War – is commemoration the same as glorification?

Australians commemorate Anzac Day  (25 April) or Remembrance Day (11 November) with mixed emotions. Some still see it as a time to venerate brave soldiers and remember ‘the fallen’.  Others take the opportunity to point again to the futility of war.

Remembering wars brings out all sorts of emotions: mawkish sentimentality, strident nationalism, grief for young lives lost in faraway battles, the yearning for universal disarmament.

And the marketeers emerge with battlefield tourism – Gallipoli is a sellout (some would say in more ways than one).  The pop history of ‘Anzackery’ continues to dominate despite the growing feeling of resentment that war has overshadowed other strands in the history of Australian democracy.

An article on the recently developed Honest History website resonated.  David Stephens wrote:

Ultimately, what is important is not what our fathers and grandfathers did in war but what war did to them and to us.
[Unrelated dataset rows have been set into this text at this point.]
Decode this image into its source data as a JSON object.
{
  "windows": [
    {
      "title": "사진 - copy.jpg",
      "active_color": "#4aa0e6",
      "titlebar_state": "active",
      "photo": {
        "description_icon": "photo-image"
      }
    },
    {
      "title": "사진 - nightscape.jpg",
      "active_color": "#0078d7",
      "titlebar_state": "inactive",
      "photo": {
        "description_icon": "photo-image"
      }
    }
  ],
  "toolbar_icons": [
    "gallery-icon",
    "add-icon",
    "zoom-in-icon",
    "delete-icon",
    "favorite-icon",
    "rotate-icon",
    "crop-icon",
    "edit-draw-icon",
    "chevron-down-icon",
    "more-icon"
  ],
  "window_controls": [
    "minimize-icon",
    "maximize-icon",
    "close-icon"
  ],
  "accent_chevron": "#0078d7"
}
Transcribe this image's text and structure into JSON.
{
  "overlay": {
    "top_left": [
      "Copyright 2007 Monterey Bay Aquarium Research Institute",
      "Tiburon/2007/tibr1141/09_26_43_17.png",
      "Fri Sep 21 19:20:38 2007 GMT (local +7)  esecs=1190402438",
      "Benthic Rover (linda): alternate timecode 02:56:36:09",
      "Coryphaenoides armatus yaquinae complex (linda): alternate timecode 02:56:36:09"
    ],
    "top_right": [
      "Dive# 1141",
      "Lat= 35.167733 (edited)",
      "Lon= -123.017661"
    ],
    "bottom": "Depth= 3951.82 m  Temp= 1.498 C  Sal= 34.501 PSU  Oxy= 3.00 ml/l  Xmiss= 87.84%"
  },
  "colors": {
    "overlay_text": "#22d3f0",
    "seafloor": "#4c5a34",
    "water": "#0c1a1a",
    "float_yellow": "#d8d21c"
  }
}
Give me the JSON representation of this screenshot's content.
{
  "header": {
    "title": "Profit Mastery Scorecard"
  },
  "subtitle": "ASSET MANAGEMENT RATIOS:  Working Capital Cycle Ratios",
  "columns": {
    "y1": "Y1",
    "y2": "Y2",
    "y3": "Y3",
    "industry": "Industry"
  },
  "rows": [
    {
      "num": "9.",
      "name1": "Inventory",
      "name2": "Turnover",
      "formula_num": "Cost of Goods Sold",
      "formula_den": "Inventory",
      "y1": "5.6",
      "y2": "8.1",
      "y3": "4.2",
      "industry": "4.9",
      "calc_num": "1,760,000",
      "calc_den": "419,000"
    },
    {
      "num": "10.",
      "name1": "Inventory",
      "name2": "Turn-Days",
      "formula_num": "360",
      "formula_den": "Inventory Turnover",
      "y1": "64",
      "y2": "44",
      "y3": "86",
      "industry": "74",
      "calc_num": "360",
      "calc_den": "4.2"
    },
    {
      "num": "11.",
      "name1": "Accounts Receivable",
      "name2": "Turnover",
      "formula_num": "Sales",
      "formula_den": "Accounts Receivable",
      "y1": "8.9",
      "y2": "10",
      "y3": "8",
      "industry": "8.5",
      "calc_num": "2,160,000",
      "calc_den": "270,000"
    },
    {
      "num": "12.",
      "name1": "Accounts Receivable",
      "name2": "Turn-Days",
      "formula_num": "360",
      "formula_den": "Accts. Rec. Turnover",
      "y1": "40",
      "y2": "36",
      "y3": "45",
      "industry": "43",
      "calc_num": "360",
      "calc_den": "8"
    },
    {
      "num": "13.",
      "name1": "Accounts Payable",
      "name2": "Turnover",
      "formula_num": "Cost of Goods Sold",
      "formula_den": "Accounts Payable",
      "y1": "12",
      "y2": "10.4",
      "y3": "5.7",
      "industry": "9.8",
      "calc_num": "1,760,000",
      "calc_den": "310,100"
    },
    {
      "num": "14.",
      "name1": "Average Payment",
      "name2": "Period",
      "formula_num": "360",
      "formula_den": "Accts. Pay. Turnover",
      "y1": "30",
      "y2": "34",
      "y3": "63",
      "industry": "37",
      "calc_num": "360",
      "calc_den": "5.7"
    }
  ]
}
And here there is an important difference: the generations who fight wars suffer directly; the soldiers go where they are sent and their families wait. But later generations – us – have some control over the impact of war. We choose our own history, which bits of the past we wish to burnish and which we prefer to leave alone. Read more here.

Whatever our thoughts are about how we should commemorate war – or indeed whether we should commemorate war – it seems there are two groups of Australian soldiers whose service is generally overlooked: Indigenous Australians and those who grew up in orphanages and children’s Homes.

Indigenous Australians

Many are beginning to ask why our national institution, the Australian War Memorial, pointedly refuses to acknowledge the undeclared (and some would say unfinished) war between the First Australians and the powerful boat people who dispossessed them. Read more here.

It can’t be that the frontier war was too inconsequential. In body counts alone, it is estimated that at least 20 000 Indigenous people were killed and at least another 2 000  on the other side. Is an honest history too discomforting even all these decades over the legal battle over terra nullius has been fought and won – or lost, if you’re on the other side?

The topic of Indigenous Australians in the two World Wars is another matter that has until very recently been whispered about rather than openly debated.  Indigenous Australians were basically disqualified from enlisting in the Australian Infantry Force (AIF) in the 1st War, yet scholars are now able to list the names of more than 800 soldiers of Indigenous heritage who served at Gallipoli, the Middle East and the Western Front. While many reports say they were treated well in the trenches, their treatment back in Australia after the War was disgraceful. Read more here

Recommended Reading: Philippa Scarlett, Aboriginal and Torres Strait Islander Volunteers for the AIF: the Indigenous Response to World War One, (2nd Edition, reprinted 2013,2014). Published by Indigenous Histories. $30 plus $10 postage within Australia.

  • available from Indigenous Histories at indigenous.histories@netspeed.com.au   or
  • PO 686 Jamison Centre Macquarie,  ACT, Australia 2614

Australian soldiers who grew up in orphanages and children’s Homes

While soldiers who grew up in orphanages and children’s Homes were not confronted by the racism referred to above (unless they too were Indigenous!) many have been forgotten or overlooked in commemorative avenues, plaques and rolls of honour.

They came from  families so fragmented or disrupted that no one was in a position to know about their enlistment. A few Homes erected Rolls of Honour and a couple even created their own Avenues of Honour, but in most cases these have fallen into disrepair or have long been forgotten.